1. Orduya siyaset girer dediler, sanki siyaset ordudan hiç çıkmış gibi. Ast-üst ilişkisinde sıkıntılar yaşanabileceğini de söylediler, sanki Hilmi Özkök'ün arkasından çevrilen dümenlerden öte sıkıntı olabilirmiş gibi. Sivil devrim yasasını veto ettirmek için ileri sürdükleri argümanların iler tutar yanı yoktu, ama Cumhurbaşkanı'nın bunlara kanabileceği yine de aklımızdan geçmedi değil. Şükür ki kaygılarımız boş çıktı. Abdullah Gül, cuntacılık yapan ve başkaca ağır suçlar işleyen askerlerin sivil mahkemelerde yargılanmasını onayladı. Şimdi Cumhuriyet Halk Partisi her zamanki gibi Anayasa Mahkemesi'ne koşacak.

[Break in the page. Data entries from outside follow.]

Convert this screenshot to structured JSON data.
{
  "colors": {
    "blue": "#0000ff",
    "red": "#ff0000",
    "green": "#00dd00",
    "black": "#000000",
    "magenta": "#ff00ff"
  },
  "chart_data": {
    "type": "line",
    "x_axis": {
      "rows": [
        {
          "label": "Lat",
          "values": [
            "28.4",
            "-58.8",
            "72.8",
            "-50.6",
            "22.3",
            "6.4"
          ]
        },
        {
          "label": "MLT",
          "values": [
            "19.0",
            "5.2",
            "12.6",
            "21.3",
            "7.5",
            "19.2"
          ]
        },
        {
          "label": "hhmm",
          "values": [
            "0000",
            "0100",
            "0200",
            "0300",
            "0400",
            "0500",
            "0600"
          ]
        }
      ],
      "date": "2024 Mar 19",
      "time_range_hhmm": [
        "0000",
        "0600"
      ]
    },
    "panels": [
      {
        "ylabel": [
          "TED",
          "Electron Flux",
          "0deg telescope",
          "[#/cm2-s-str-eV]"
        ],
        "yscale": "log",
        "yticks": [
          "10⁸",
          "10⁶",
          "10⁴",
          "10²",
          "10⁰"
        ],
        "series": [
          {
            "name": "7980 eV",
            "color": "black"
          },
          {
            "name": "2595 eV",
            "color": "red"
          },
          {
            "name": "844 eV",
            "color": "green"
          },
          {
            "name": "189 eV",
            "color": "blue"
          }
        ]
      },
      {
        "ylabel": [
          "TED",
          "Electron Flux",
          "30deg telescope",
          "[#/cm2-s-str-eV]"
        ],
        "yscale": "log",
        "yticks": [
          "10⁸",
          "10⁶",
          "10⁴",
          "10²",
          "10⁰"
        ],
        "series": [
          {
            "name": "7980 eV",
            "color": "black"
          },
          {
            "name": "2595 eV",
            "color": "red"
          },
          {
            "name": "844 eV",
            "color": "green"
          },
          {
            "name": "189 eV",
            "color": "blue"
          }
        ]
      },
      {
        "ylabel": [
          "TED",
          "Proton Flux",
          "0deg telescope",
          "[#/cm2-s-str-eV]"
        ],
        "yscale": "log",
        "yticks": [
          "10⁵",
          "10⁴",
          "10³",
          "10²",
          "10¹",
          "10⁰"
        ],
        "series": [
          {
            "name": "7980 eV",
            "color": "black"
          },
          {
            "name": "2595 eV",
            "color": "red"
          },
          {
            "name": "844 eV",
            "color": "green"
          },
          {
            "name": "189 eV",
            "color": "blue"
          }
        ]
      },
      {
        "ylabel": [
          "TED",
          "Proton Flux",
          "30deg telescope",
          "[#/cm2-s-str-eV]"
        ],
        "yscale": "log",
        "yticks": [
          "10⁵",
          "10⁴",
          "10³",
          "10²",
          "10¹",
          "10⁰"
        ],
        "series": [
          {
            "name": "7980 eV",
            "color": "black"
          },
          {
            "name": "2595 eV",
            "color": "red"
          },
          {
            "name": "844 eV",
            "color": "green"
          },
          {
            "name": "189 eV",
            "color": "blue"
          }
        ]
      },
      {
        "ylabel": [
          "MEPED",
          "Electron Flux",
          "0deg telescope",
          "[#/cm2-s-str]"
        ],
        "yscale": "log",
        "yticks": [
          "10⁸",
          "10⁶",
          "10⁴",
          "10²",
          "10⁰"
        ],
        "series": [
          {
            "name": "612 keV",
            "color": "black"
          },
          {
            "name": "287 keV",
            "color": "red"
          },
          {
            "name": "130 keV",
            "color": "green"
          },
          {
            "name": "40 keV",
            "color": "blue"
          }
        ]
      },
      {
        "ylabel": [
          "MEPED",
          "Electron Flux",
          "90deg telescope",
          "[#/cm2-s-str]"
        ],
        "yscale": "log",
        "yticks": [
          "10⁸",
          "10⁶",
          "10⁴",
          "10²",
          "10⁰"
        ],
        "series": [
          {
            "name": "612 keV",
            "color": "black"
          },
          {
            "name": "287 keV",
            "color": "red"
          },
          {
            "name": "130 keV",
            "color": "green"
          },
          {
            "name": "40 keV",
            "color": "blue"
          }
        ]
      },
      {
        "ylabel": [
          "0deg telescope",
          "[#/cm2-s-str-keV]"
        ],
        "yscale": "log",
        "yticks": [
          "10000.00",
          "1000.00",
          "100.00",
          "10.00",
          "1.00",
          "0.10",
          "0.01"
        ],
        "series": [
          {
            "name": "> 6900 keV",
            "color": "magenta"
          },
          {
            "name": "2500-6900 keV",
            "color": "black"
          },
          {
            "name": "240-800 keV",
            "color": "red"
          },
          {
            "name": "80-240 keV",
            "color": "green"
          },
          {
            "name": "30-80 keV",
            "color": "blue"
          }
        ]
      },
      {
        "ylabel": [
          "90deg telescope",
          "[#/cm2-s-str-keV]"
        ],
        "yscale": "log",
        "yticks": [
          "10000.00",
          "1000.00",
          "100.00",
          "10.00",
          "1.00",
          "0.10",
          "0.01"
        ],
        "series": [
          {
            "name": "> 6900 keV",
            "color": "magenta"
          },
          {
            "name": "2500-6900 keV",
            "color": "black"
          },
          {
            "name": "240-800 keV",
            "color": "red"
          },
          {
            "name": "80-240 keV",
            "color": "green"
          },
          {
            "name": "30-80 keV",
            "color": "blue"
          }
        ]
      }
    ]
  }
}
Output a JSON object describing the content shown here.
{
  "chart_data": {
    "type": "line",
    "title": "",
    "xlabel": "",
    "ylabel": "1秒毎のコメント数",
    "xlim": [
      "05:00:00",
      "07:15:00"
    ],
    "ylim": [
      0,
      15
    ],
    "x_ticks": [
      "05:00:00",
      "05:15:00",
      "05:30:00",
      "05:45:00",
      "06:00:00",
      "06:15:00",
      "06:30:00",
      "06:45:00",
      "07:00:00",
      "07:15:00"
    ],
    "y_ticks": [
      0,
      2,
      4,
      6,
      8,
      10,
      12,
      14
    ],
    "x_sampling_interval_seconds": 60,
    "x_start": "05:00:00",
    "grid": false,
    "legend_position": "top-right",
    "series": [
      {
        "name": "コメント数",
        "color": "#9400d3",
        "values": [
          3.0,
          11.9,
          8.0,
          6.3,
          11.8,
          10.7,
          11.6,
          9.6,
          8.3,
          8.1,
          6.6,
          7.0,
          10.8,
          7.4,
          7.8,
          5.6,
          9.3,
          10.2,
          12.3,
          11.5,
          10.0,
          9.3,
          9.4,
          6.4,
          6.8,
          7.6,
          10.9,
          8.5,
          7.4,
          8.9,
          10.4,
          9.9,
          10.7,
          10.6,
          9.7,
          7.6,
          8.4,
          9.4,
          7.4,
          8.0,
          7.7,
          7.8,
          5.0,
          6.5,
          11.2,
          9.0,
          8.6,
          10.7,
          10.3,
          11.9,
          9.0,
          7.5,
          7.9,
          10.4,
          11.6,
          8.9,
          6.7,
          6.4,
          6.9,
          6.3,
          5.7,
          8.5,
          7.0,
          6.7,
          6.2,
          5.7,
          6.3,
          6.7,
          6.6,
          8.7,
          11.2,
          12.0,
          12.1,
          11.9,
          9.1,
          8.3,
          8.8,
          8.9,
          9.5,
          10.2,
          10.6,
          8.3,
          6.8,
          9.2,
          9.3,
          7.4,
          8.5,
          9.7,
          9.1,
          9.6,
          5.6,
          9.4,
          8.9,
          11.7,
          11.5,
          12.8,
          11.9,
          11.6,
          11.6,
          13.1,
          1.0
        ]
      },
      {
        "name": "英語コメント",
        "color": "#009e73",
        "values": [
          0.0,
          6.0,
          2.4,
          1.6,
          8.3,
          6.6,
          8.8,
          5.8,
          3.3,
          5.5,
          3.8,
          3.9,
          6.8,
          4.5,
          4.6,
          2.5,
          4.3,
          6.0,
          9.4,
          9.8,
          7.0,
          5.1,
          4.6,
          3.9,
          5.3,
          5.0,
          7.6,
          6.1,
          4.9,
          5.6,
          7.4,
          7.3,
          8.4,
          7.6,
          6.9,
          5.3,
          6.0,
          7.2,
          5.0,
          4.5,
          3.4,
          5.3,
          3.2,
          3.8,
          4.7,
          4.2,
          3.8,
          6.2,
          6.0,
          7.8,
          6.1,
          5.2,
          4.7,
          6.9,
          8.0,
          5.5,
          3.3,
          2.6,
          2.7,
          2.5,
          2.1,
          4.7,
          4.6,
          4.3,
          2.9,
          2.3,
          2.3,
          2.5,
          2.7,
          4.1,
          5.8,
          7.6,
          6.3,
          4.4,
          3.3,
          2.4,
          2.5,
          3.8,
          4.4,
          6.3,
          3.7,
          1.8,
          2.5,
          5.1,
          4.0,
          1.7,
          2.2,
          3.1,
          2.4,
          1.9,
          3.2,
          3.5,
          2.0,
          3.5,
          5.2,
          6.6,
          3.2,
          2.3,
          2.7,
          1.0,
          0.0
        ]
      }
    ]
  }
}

Koşsun. AK Parti de, hemen kolları sıvayıp, sivil devrim yasasının uygulanmasına mani teşkil ettiği ileri sürülen anayasa maddesini –askeri vesayet düzenini korumaya dönük 'yorumlar'ın önüne geçecek şekilde- değiştirmeye koyulsun. Sahi, bunun çoktan gündeme gelmiş olması gerekmez miydi?
2. Başbakan Tayyip Erdoğan ve Başbakan Yardımcısı Bülent Arınç, Çin'in Doğu Türkistan'daki mezalimine ilişkin 'aşırı dengeli' söylemlerin ötesine geçti. Hükümet, Urumçi'de sergilenen “vahşet” manzaralarını, Birleşmiş Milletler Güvenlik Konseyi ve İslam Konferansı Teşkilatı'nın gündemine getirmeye hazırlanıyor. Türkiye'ye yakışan bir inisiyatif. “Ne işe yarayacak ki?” diye soranlara aldırmadan bu inisiyatifi sonuna kadar götürmek lazım. Türkiye'nin siyasi ve iktisadi gücü (yaptırım gücü) Çin'i durdurmaya bugün için kâfi gelmeyebilir; ama, insanlığın ölmediğini göstermek, Uygur Türklerinin kor gibi yanan yüreklerini bir nebze olsun serinletmek, sızlayan kamu vicdanını bir nebze olsun rahatlatmak da bir şeydir. Önemli bir şey. Bu tür inisiyatifler, Türkiye'nin kendini bir 'iyilik merkezi' olarak –yeniden- inşasına yarıyor. Mustafa Armağan “insanlığın son adası”nı yâd ediyor ya kitaplarında; işte o adanın ihyasına (veya o adanın ihyası için gerekli psikolojik zeminin oluşmasına) yarıyor bu tür inisiyatifler.
3. İbrahim Kiras'ın “insan annesini sever ve tanrıya inanır” diye başlayan bir şiiri var. Anne sevgisi dillere destan olduğu için Sadık Battal'a ithaf etmişti o şiiri. Ülke TV'deki “Tahta Köprü” programını takip edenler bilirler; yeri-göğü inleten Sadık Battal aslında bir ana kuzusudur. Attığı her adımda annesini yanında hissetmeden yapamaz. Dengesinin bozulacağını, düşeceğini düşünür. Konu ne olursa olsun, üç cümlede bir annesine selam verir. “Ana başa taç imiş / Her derde ilaç imiş / Bir oğul pir olsa bile / Anaya muhtaç imiş” şiiri adeta Sadık Battal için yazılmıştır. Sadık Battal bugün (10 Temmuz 2009) annesini ebediyete uğurluyor. İnna lillahi ve inna ileyhi raciun. Ben de yanında olacağım inşaallah. Hep yanında olacağım inşaallah. Annesinin yerini tutamam, kimse tutamaz; ama, oğlunun yoldaşı olduğum için bana daima inanılmaz bir sevgiyle bakan annesinin gözlerinin hatırına, teselli bulacağını umuyorum. Teselli bulmasa bile, bulmuş gibi yapacağını umuyorum. Kendini koyuvermemesini…
Güle güle teyzeciğim, Rahmet-i Rahmân üzerine olsun. Sabret kardeşim, Allah sabredenlerle beraberdir.